Obsolete messages explain CancellationToken change by idg10 · Pull Request #2286 · dotnet/reactive (original) (raw)

Resolves #2284

As #2283 reported, there is a trap waiting for those who were using the Await forms available for various operators in Ix.NET's LINQ to IAsyncEnumerable<T> (System.Linq.Async) when they upgrade to the .NET runtime library implementation (System.Linq.AsyncEnumerable).

Our preview builds provide Obsolete attributes explaining that you need to move from, e.g., SelectAwait to Select, but the message did not mention that you will also need to change the callback signature.
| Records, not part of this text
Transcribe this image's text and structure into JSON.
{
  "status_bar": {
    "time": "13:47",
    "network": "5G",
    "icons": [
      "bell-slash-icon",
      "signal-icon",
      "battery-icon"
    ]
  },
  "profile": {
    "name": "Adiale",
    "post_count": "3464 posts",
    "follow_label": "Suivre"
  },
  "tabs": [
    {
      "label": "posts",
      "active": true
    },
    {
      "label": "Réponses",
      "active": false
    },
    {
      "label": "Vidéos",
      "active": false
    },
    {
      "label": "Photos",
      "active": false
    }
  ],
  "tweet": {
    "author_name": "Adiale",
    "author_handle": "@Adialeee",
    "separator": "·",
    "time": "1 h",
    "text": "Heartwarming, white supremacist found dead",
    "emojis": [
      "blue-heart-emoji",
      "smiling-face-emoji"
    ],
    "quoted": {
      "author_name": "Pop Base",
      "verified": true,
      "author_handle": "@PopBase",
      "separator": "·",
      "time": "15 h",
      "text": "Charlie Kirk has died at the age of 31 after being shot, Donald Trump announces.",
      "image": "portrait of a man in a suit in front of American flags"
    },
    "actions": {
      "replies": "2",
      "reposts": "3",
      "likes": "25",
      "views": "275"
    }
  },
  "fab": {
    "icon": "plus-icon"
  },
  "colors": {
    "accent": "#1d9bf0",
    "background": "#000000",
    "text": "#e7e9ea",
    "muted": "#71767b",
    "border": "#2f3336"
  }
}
Whereas Ix.NET's implementation allowed you to pass a callback that does not take a cancellation token (and cancellation was available through methods with a completely different name such as SelectAwaitWithCancellation), the .NET runtime's implementation requires async callbacks to accept a CancellationToken.

So something like this:

someAsyncEnum.SelectAwait(async x => await Something(x))

needs two changes:

  1. replace SelectAwait with Select
  2. add a second argument to the callback to receive the CancellationToken

So at a minimum, that means something like this:

someAsyncEnum.Select(async (x, _) => await Something(x))

That need to add the extra parameter to accept the CancellationToken was not obvious.

This modifies the Obsolete attributes to include instructions to this effect.